Trop sérieux pour être pris au sérieux,
voici ce que pourrait être l'adage de ce cinéma,
dont son auteur, à l'image de cet astronaute comme
emprisonné dans le scaphandre qui lui permet pourtant de se mouvoir
dans le vide sidéral, s'empêche,
par sa fascination pour les formes du genre, d'en inventer de nouvelles, se
contentant de les célébrer par l'adagio habituellement réservé
aux mourants.
Alors, certes, ce saut de l'ange, à
la surface du soleil, dont le cauchemar est racontée dans
la partition même de Murphy par la voix de Rose
Byrne, a tout de la prise de conscience de l'aporie dont Boyle semble vouloir
constituer son projet formel.
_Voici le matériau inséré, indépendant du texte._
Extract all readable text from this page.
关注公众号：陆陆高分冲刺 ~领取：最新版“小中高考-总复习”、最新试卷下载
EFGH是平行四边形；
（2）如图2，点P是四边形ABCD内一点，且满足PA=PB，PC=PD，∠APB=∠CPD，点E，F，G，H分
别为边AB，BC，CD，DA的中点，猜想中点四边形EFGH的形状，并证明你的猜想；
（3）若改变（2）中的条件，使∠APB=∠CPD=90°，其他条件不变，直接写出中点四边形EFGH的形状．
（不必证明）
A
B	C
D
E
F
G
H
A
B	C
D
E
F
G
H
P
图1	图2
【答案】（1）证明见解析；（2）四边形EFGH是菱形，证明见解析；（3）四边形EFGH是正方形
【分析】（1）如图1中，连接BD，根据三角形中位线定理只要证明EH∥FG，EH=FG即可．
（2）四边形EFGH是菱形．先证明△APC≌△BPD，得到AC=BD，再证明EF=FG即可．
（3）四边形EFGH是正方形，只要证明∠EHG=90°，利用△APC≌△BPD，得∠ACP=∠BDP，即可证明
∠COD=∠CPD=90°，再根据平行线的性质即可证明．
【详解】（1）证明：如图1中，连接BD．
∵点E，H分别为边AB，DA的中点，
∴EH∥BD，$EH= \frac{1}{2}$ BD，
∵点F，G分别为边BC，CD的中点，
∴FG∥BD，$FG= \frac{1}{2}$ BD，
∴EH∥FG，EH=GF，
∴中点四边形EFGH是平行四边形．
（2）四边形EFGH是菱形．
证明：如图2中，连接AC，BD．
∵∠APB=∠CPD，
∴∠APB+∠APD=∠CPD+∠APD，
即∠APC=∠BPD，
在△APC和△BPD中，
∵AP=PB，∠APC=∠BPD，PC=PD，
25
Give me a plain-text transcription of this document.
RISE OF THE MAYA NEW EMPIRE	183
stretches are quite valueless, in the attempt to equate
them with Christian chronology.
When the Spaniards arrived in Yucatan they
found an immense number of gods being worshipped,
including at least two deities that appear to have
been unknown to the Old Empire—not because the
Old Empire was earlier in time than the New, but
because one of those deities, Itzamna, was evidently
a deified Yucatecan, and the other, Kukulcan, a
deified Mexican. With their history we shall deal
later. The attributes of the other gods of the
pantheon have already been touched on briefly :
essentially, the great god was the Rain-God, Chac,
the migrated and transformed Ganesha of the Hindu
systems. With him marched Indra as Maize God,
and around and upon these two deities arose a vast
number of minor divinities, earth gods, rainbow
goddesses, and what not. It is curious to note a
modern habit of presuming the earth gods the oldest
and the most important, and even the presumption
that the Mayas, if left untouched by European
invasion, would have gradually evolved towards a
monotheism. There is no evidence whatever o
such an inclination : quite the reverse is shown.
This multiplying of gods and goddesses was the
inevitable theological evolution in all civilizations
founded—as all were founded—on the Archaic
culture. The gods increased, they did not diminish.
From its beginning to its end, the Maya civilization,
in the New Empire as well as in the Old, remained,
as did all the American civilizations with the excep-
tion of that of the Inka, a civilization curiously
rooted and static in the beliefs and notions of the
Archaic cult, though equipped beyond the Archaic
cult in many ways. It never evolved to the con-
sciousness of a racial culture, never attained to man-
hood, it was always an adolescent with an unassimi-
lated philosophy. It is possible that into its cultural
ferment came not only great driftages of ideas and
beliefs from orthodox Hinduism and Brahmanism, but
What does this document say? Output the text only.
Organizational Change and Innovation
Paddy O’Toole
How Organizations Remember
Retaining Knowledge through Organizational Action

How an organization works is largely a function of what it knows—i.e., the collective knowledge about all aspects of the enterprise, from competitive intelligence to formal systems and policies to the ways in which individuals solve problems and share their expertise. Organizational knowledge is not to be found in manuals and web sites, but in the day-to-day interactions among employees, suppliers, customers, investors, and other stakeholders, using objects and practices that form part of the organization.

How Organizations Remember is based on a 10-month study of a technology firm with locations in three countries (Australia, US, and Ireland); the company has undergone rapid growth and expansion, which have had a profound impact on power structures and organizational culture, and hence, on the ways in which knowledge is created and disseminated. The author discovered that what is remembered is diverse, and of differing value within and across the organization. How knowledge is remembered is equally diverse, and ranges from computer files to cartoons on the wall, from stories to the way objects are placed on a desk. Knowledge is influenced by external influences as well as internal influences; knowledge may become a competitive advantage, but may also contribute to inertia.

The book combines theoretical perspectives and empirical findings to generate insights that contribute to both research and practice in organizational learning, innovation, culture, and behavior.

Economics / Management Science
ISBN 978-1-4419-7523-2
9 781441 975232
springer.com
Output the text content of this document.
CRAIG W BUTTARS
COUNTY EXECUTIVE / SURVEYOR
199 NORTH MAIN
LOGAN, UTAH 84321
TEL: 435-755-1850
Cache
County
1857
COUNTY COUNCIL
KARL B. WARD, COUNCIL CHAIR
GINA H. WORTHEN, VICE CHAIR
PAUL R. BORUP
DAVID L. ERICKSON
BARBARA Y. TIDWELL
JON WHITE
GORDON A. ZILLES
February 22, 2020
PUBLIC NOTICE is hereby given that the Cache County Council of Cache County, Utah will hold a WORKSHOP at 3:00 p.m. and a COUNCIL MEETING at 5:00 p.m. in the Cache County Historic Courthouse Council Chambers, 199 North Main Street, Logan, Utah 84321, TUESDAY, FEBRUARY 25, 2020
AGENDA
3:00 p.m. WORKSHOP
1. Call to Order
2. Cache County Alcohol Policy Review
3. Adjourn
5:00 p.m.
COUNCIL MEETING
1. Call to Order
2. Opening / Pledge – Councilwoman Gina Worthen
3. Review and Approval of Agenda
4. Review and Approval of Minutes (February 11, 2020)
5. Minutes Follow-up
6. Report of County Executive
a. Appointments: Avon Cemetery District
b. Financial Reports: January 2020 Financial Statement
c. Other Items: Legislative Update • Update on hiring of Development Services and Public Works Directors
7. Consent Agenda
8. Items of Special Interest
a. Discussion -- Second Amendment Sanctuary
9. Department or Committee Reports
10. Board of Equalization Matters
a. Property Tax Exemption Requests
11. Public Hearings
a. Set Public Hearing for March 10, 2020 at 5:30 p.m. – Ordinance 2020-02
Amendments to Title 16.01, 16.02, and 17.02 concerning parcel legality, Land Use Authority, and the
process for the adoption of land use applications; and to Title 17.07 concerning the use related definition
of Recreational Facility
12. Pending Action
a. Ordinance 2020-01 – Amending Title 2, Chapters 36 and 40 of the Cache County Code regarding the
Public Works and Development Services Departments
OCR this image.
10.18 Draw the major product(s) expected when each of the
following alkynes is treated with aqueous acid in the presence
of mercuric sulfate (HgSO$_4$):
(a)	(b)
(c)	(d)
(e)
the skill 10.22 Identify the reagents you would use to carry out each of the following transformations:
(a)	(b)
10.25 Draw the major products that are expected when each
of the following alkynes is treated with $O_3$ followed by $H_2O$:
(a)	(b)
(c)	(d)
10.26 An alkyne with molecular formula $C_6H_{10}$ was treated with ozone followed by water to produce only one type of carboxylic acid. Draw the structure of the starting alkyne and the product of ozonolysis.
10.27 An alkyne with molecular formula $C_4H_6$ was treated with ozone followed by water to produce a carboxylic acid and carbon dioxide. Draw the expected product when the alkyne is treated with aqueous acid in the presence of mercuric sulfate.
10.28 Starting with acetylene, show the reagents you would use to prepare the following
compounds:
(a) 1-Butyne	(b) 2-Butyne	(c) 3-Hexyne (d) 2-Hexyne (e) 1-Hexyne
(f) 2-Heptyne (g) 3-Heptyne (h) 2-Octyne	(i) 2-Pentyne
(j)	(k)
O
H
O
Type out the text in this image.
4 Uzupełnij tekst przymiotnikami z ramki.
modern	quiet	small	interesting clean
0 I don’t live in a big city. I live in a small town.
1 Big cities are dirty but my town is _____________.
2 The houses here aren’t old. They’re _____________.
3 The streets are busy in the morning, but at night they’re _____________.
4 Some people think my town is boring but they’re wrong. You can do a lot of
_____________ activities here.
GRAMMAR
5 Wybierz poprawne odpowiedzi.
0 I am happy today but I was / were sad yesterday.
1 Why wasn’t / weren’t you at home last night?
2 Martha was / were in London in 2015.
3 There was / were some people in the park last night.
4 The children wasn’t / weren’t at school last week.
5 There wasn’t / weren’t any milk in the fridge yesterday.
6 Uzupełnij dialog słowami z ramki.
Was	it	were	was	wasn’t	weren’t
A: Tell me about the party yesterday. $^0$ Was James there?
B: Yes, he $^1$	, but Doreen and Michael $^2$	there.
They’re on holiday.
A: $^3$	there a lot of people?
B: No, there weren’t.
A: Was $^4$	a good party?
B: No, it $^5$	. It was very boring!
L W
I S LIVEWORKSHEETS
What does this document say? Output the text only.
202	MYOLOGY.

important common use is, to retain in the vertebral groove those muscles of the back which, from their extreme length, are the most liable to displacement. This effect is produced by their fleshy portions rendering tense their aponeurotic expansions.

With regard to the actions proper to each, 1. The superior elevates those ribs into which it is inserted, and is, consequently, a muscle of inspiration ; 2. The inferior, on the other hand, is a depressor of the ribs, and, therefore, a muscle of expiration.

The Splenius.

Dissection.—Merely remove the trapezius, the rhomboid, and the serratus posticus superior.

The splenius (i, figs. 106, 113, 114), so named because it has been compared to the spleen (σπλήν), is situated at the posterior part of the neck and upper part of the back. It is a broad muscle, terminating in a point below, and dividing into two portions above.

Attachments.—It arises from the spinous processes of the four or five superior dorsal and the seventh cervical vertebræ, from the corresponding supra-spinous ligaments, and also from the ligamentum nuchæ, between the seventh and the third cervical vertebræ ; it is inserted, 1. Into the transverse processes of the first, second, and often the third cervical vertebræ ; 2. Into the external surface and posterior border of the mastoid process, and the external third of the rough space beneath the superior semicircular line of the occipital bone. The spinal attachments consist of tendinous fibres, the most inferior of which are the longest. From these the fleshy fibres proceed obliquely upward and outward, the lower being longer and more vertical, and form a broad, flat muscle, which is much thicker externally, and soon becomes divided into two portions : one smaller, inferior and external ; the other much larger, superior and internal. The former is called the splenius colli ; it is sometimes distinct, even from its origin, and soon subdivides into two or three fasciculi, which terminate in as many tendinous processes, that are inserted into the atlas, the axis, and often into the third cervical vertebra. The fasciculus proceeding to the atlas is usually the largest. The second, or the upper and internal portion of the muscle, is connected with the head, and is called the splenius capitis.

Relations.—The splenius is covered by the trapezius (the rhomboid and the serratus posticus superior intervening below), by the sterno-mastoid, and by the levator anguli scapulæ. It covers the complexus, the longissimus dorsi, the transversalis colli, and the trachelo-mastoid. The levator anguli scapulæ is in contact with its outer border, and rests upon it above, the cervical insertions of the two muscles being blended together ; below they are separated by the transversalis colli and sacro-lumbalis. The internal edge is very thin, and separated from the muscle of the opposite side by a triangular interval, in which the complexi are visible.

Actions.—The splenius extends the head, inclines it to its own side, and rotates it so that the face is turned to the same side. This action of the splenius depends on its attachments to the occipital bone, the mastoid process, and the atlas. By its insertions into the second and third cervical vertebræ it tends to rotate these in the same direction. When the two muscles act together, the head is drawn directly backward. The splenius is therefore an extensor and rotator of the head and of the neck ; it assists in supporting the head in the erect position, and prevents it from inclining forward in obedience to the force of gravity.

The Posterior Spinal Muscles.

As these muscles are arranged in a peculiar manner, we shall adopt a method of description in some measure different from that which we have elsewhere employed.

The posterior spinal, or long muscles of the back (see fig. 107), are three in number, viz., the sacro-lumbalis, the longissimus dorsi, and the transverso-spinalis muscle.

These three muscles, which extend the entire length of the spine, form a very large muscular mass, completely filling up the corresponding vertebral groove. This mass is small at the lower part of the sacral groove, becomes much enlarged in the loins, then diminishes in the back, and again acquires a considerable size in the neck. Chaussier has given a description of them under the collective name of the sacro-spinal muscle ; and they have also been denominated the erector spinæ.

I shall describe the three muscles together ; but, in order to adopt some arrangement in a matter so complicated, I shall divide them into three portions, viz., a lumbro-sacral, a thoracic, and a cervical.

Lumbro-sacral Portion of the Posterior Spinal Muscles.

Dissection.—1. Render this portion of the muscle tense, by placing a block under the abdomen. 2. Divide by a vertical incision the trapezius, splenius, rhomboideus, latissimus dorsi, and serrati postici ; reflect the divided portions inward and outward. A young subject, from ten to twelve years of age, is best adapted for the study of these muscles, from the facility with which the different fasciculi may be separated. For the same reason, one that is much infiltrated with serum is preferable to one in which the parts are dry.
Un Icare qui n'ignorerait pas son destin, mais
dont la beauté serait de tout de même
vouloir tenter l'aventure. Quelque chose d'assez authentiquement romantique
finalement, et qui tranche avec la réalité de ce cinéma -
et son succès éventuel - à la
grammaire foncièrement "survivaliste" et
paranoïaque. Peut-être Boyle s'est-il rendu compte qu'à
vouloir trop toucher le Soleil, il n'est parvenu qu'à nous
enfermer dans la tête de Robert Capa, et qu'on n'a pu y
trouver que sang et larmes, vulgaires fluides corporels...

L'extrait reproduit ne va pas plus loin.